KARAR : Asıl ve birleşen dosyalardaki davanın kısmen kabulüne,

Taraflar arasındaki tapu iptal ve tescil davasından dolayı yapılan yargılama sonunda İlk Derece Mahkemesince, asıl ve birleşen davaların kısmen kabulüne ve kısmen reddine karar verilmiştir.

İlk Derece Mahkemesi kararının, asıl ve birleşen davalar davacıları vekili, birleşen davanın davacısı ... vekili, davalı / asli müdahil Orman İdaresi vekili, asli müdahil ... vekili ve davalı Hazine vekili tarafından temyiz edilmesi üzerine Dairemizin 22.05.2023 tarihli ve 2022/1990 Esas ve 2023/3034 Karar sayılı ilamıyla bozulmasına karar verilmiştir.

Dairemizin bozma ilamına karşı, asıl ve birleşen davanın davacıları vekili ve asli müdahil ... vekili tarafından karar düzeltme yoluna başvurulmuş olmakla; kesinlik, süre ve diğer usul eksiklikler yönünden yapılan ön inceleme sonucunda, karar düzeltme dilekçesinin kabulüne karar verildikten ve Tetkik Hâkimi tarafından hazırlanan rapor dinlendikten sonra dosyadaki belgeler incelenip gereği düşünüldü:

K A R A R

İstanbul ili ... ilçesi ... Mahallesi 3170 parsel sayılı 58522,92 m² (yargılama sürerken ifraz ile 35227,92 m²) yüzölçümlü hali arazi niteliğindeki taşınmaz, 1996 yılında kadastro müdürlüğünce hazırlanan ifraz beyannamesinde, teknik hata sonucu, 1088 numaralı orman parselinden ifraz edilmiş gibi gösterilerek, idari yoldan tapu kaydı oluşturulmak suretiyle, tapu kaydının beyanlar hanesine “2/B madde şerhi” de verilerek Hazine adına tescil edilmiştir.

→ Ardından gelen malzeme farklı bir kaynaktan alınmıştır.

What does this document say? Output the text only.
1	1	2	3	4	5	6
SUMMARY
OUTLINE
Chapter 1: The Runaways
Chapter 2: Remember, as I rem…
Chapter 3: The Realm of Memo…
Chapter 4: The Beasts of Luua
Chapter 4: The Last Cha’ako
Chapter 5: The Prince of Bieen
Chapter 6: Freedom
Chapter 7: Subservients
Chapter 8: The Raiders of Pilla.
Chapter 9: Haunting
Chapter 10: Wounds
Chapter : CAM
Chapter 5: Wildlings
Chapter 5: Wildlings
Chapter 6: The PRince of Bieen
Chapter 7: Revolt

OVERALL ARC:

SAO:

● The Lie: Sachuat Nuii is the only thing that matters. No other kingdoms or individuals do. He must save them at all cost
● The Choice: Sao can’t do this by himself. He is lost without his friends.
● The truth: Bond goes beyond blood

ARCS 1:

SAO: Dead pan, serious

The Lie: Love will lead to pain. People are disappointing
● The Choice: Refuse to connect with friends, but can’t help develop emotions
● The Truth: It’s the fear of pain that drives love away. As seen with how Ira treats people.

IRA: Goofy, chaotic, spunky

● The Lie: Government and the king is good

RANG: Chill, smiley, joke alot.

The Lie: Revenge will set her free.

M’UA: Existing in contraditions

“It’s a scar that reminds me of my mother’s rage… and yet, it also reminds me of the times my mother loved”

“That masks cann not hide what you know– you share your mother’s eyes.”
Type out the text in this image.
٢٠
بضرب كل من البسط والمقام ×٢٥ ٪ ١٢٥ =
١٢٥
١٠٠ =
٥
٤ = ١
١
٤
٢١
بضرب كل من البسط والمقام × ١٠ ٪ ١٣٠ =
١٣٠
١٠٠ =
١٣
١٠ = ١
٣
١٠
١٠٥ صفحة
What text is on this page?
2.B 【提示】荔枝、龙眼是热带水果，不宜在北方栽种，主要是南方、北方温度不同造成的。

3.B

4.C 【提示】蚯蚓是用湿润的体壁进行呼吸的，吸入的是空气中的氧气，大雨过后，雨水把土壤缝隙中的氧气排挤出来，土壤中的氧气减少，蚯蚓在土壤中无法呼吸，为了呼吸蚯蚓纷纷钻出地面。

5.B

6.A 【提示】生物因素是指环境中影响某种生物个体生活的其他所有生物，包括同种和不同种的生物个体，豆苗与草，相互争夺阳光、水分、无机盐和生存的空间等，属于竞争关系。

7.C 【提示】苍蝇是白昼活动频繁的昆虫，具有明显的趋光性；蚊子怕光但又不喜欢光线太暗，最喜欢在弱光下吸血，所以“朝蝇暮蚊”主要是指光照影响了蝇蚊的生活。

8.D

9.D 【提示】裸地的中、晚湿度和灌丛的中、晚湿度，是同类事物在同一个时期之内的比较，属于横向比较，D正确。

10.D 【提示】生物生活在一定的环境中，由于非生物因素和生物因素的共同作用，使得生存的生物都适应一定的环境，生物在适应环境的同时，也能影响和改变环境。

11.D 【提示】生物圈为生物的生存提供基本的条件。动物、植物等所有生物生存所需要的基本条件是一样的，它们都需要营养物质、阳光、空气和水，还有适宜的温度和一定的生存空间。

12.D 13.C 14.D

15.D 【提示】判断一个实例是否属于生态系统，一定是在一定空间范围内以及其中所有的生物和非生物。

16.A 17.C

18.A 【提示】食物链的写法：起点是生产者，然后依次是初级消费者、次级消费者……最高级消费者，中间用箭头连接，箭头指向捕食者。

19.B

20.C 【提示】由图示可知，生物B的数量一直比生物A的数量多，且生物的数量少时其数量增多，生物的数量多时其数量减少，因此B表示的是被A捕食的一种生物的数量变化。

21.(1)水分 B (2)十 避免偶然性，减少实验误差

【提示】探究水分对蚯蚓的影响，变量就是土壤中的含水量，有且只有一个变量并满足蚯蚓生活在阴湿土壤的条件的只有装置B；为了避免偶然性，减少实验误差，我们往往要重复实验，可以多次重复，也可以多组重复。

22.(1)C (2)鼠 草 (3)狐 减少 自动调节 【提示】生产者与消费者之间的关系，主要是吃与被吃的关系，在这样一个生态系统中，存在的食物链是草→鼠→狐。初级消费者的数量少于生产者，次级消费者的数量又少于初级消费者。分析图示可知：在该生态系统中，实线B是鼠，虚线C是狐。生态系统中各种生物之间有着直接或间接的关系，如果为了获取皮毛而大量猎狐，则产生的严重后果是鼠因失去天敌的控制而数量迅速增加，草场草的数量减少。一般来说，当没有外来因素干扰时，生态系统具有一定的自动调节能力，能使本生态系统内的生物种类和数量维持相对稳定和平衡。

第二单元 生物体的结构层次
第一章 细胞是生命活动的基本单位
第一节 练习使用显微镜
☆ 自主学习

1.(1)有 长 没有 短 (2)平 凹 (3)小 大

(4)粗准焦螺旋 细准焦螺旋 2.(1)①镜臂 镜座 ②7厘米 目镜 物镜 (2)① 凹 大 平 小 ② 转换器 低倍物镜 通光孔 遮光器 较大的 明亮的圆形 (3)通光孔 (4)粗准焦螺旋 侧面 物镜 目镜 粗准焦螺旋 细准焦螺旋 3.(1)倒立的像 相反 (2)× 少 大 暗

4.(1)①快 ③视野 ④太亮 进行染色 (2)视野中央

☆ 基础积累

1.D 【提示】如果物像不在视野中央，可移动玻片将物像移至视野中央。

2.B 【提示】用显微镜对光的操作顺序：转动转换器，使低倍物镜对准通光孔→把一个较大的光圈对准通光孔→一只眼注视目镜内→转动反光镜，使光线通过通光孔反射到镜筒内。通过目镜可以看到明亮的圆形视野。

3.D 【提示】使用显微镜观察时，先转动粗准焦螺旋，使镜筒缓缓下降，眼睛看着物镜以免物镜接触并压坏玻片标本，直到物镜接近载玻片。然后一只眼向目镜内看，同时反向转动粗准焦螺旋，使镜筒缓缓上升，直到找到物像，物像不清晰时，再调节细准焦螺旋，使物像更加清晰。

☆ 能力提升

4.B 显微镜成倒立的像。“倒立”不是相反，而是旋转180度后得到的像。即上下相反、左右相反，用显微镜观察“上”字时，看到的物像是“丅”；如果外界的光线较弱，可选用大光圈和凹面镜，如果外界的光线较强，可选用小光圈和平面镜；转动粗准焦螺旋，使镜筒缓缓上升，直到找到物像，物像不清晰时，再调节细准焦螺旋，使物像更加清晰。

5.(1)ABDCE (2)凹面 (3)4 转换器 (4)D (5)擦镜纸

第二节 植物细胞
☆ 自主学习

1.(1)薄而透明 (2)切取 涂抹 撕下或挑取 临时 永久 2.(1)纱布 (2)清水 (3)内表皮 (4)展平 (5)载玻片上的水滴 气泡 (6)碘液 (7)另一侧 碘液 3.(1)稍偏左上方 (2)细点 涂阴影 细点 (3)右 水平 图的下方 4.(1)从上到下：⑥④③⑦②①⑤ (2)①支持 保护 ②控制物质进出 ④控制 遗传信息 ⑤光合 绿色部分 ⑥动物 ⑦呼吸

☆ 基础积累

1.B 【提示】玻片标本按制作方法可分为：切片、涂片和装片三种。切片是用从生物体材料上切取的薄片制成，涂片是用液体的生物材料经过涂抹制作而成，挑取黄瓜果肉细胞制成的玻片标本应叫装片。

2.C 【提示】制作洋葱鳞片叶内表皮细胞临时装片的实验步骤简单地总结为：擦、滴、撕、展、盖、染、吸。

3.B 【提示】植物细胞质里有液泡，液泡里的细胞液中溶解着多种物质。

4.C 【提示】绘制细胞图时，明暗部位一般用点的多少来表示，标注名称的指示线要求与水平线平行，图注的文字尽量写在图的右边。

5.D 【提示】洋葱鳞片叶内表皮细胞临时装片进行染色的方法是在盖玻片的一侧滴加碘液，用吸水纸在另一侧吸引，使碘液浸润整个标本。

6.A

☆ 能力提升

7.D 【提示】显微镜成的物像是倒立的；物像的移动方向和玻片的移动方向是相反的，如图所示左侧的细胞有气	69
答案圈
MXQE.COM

Davacılar ... ve arkadaşları vekili dava dilekçesinde; İstanbul ili ... ilçesi ... Mahallesi 3170 parsel sayılı taşınmazın hataen 6831 sayılı Orman Kanunu'nun (6831 sayılı Kanun) 2/B maddesi uyarınca orman sınırları dışına çıkarılan yermiş ve 1088 numaralı orman parselinden ifraz edilmiş gibi gösterilerek Hazine adına tapuya tescil edildiğini, oysaki taşınmazın ilk orman tahdidinden beri hiçbir zaman orman tahdidi içine alınmadığını ve orman tahdit haritalarında da kültür arazisi olarak gözüktüğünü, dava dilekçesine ekli krokide (A) harfi ile gösterilen yerin davacılardan ..., (B) harfi ile gösterilen yerin ..., (C) harfi ile gösterilen yerin ..., (D) harfi ile gösterilen yerin ... ve (E) harfi ile gösterilen yerin ...’un zilyetliğinde olduğunu ve davacıların belirtilen yerleri en az 60-70 yıldan beri kullandıklarını ve lehlerine kazandırıcı zamanaşımı zilyetliği yoluyla iktisap koşullarının oluştuğunu ileri sürerek, dava dilekçesine ekli krokide gösterilen yerlerin 3170 sayılı parselden ifrazı ile son parsel sayısıyla davacılar adına tapuya tescillerine karar verilmesini talep etmiştir.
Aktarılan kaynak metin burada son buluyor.